Contemporary games typically try to steer clear from mechanics that frustrate the player on purpose.
Yet The Witness’ main mechanic – drawing a line to solve puzzles – can be extremely vexing at times; drawing the line is easy enough to do. However, visualizing the correct manner in which to draw it, many times, is not. Nonetheless, with every new puzzle you solve, and with every new environment you discover, frustration is swept away. You are continually rewarded, be it a shortcut, audio tape, new area, or an answer to one of The Island’s many secrets.
Unlike many mainstream games in which mechanics are mixed in to cheaply empower the player, The Witness fleshes out one singular concept. There are a large variety of differing types of puzzles (whether they are color-, outline-, tetris-, or environment-based). However, they all take place within the confines of a panel in a variety of ways. The panel, that singular idea, is continually re imagined, and subverted. You will find your mind blown away by the sheer intelligence and diversity of their design.
Every area has a visual guide, consisting of panels, for you to understand the basics of that area’s puzzle. Introductory puzzles explain the logic while ushering in one complication at a time. As someone who has solved 200+ of them, I’m impressed how it has never overwhelmed me.

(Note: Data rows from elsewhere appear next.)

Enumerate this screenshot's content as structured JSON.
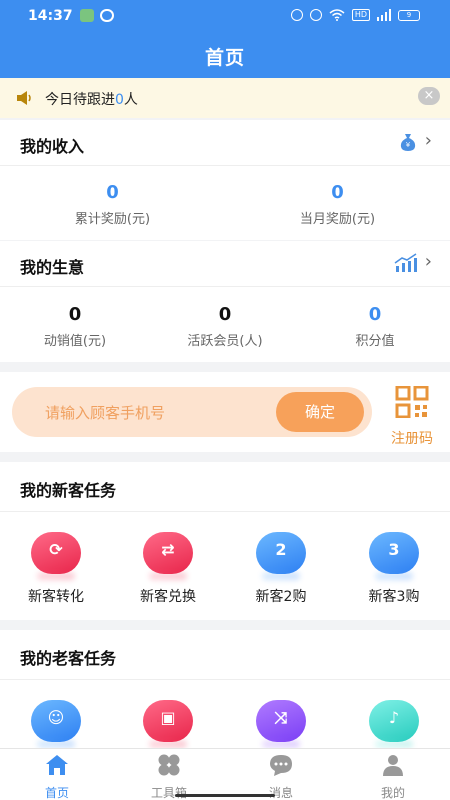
{
  "status_bar": {
    "time": "14:37",
    "hd": "HD",
    "battery": "9"
  },
  "header": {
    "title": "首页"
  },
  "notice": {
    "prefix": "今日待跟进",
    "count": "0",
    "suffix": "人",
    "close": "×"
  },
  "income": {
    "title": "我的收入",
    "stats": [
      {
        "value": "0",
        "label": "累计奖励(元)"
      },
      {
        "value": "0",
        "label": "当月奖励(元)"
      }
    ]
  },
  "business": {
    "title": "我的生意",
    "stats": [
      {
        "value": "0",
        "label": "动销值(元)"
      },
      {
        "value": "0",
        "label": "活跃会员(人)"
      },
      {
        "value": "0",
        "label": "积分值"
      }
    ]
  },
  "search": {
    "placeholder": "请输入顾客手机号",
    "confirm": "确定",
    "register_label": "注册码"
  },
  "new_tasks": {
    "title": "我的新客任务",
    "items": [
      {
        "label": "新客转化",
        "icon": "bag-refresh-icon"
      },
      {
        "label": "新客兑换",
        "icon": "bag-exchange-icon"
      },
      {
        "label": "新客2购",
        "icon": "bag-2-icon",
        "glyph": "2"
      },
      {
        "label": "新客3购",
        "icon": "bag-3-icon",
        "glyph": "3"
      }
    ]
  },
  "old_tasks": {
    "title": "我的老客任务",
    "items": [
      {
        "icon": "user-exchange-icon"
      },
      {
        "icon": "scan-icon"
      },
      {
        "icon": "shuffle-icon"
      },
      {
        "icon": "bell-icon"
      }
    ]
  },
  "tabbar": {
    "items": [
      {
        "label": "首页",
        "icon": "home-icon",
        "active": true
      },
      {
        "label": "工具箱",
        "icon": "toolbox-icon"
      },
      {
        "label": "消息",
        "icon": "message-icon"
      },
      {
        "label": "我的",
        "icon": "profile-icon"
      }
    ]
  },
  "colors": {
    "primary": "#3d8ef0",
    "orange": "#f7a15a",
    "notice_bg": "#fdf8e4"
  }
}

The answer is always there, in the line you draw. It’s up to you whether you can see it.
Furthermore, very few games throw the player into an environment without any sort of written tutorial. Bloodborne is another exception, sure. Be that as it may, Bloodborne does it for the sake of grueling difficulty: you are meant to die if you wish to proceed. In a more honest approach – between developer and player -, The Witness finds ways to continuously teach the game’s language through non-verbal communication. With every new puzzle, you rediscover the logic in varying examples.
In equal proportion to the urge to outsmart every puzzle, the will to discover is integral in pushing you forward.

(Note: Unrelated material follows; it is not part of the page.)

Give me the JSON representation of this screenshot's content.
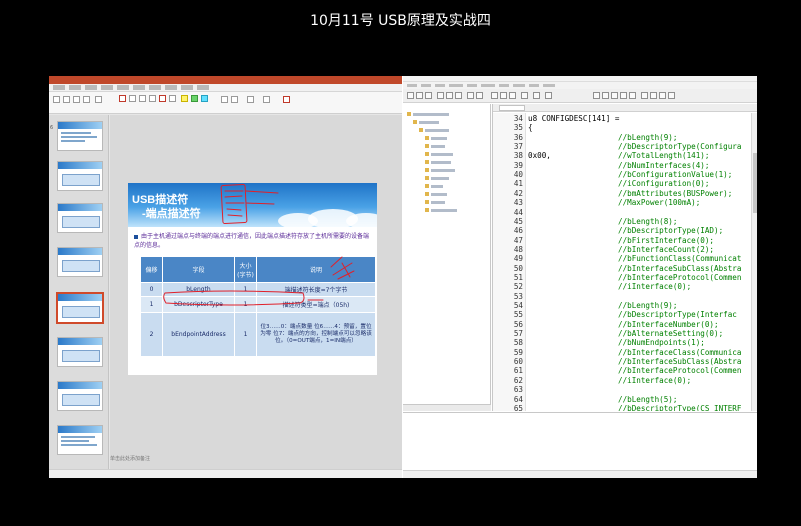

The island in which these cultures of logic reside is created in careful deliberation. The reason for this is the uncanny mix between realism and surrealism in the environment. Tree-houses are accurately bolted into trees with 2×4 pieces of pressure-treated cedar. Ropes are tightly connected from the trees to the construct for further sturdiness. The authenticity of the design is always on show. You will come across a castle, a village, a bunker, and many other areas. Every area originates from a specific period in human history. Can you uncover the reason for these coincidences?

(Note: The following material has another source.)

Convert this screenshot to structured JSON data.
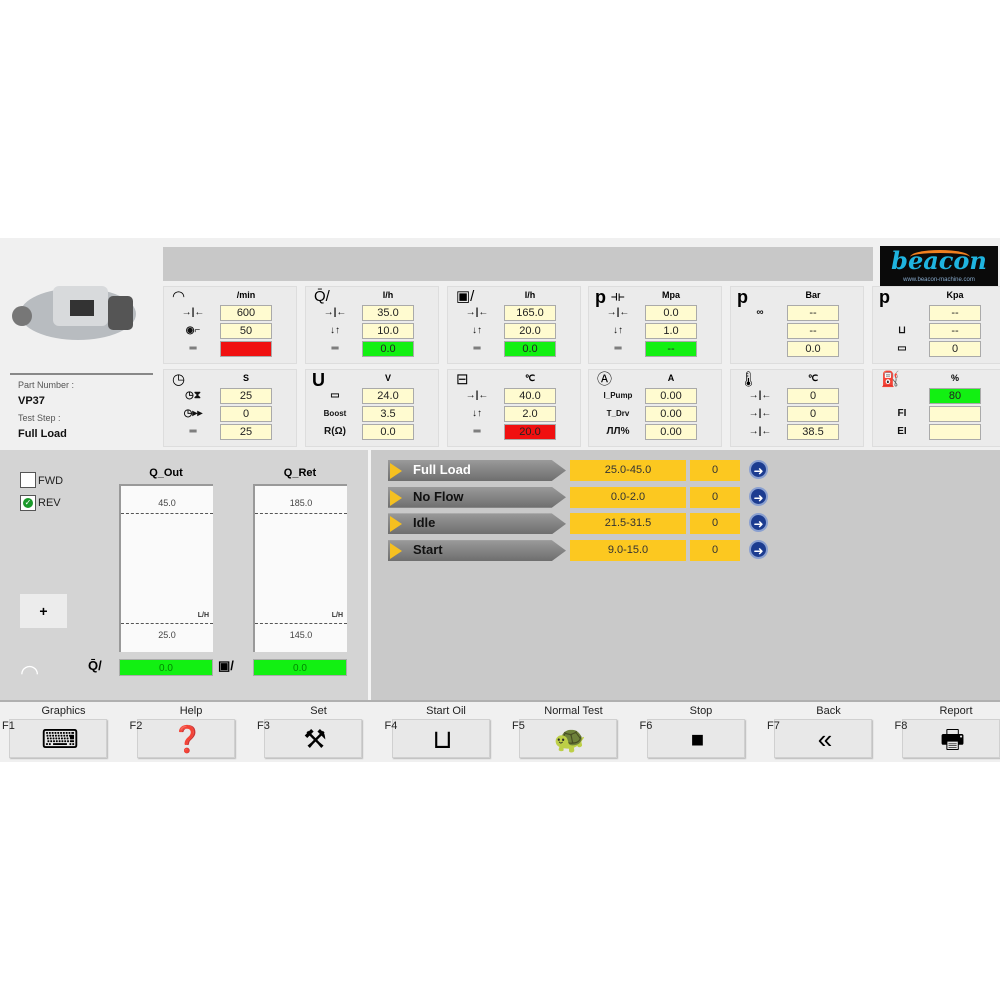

This realism is married with the surrealism of The Island’s prevalent colors. Some are bright red, purple, orange, blue, etc. The surrealism doesn’t end there. Fluorescent green, orange and pink trees populate different areas. You never know what you might behold. Its one thing to see these colors characterize the world. It’s another when you see the way their surrealism fluidly and logically implements itself in the puzzles you solve.
The Witness is splendid for so many reasons. For one: I’m not embarrassed to tell family and friends about it. It’s the kind of game I would advise to people who have no interest in the medium. For a game that took seven years to develop, it lives up to the hype in every way possible. Every color, every building, is layered with purpose. The only way you can unearth its meanings is to explore. Do yourself a favor and give it a go!